Submitted to: Journal of Agricultural Chemistry and Environment
Publication Type: Peer Reviewed Journal
Publication Acceptance Date: 9/19/2013
Publication Date: 11/1/2013
Citation: Meepagala, K.M., Schrader, K., Burandt, C. 2013. Antibacterial compounds from Rutaceae with activities against Flavobacterium columnare and Streptococcus iniae. Journal of Agricultural Chemistry and Environment. 2(4):90-100.

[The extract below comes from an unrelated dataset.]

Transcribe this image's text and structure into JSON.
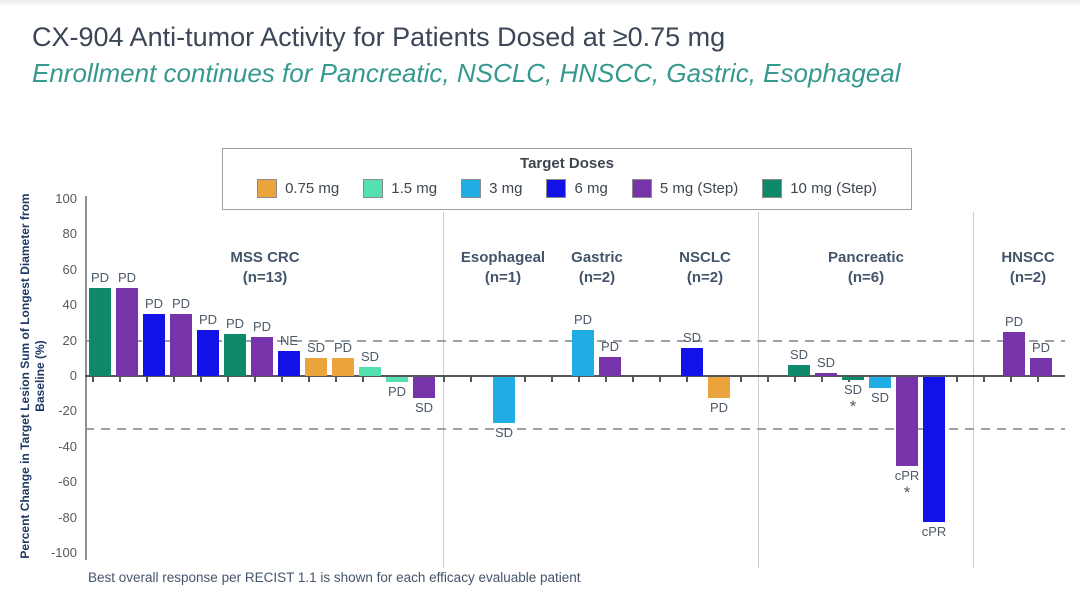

Interpretive Summary: The discovery of environmentally safe, cost effective antibacterial compounds would benefit aquaculturists due to the limitations or the absence of current management approaches available for controlling the common bacterial species responsible for columnaris disease and streptococcosis. Many members in the Rutaceae family are sources of natural products with biological activities. For the current study, a rapid bioassay was used to evaluate compounds isolated from various plant families and compounds isolated and identified by bioassay guided fractionation of crude ethyl acetate extract of Murraya koenigii ( curry plant) leaves. In addition, we investigated several amides isolated from Amyris texana and Piper nigrum (Black pepper), and some synthetic analogs for antibacterial activity. A compound isolated from Murraya koenigii has shown the highest antibacterial activity against columnaris disease and streptococcosis.
Technical Abstract: Bioassay-guided fractionation of the ethyl acetate extract of Murraya koenegii (Rutaceae) leaves yielded isomahanine (1) and mahanine (2) with antibacterial activity towards bacteria species that cause columnaris disease and streptococcosis, common diseases in pond-raised channel catfish (Ictalurus punctatus) and other fresh water fish, respectively. The Gram-negative, rod-shaped bacterium Flavobacterium columnare is the cause of columnaris disease. The most common bacterial species responsible for streptococcosis in tilapia is Streptococcus iniae which is a Gram-positive, spherical-shaped cell. Isomahanine was found to have the strongest activity against F. columnare (isolate ALM-00-173) and S. iniae (isolate LA94-426) based on 24-h 50% inhibition concentration (IC50) and minimum inhibition concentration (MIC). The relative-to-drug-control (RDC) values for isomahanine were also among the lowest, especially the 24-h IC50 RDC values which were the lowest of any of the test compounds. Although compound (7), a nicotinamide isolated from Amyris texana (Rutaceae), had the lowest MIC (2.8±0 mg/L) of any of the test compounds against F. columnare ALM-00-173, the 24-h IC50 of 14.8±0.6 mg/L was higher than that of isomahanine and subsequently the 24-h IC50 RDC values for (E)-N-(2,4-dimethoxystyryl)nicotinamidewere almost a magnitude of order higher than those obtained for isomahanine. The cis isomer of (E)-N-(2,4-dimethoxystyryl)nicotinamide and compound (E)-7-(benzo(1,3)dioxol-5-yl)hept-6-en-1-ol had moderate toxicities against F. columnare ALM-00-173 based on MIC results. Isomahanine also had the strongest activity against S. iniae, with a 24-h IC50 of 1.3±0.1 mg/L and MIC of 3.5±0 mg/L, respectively.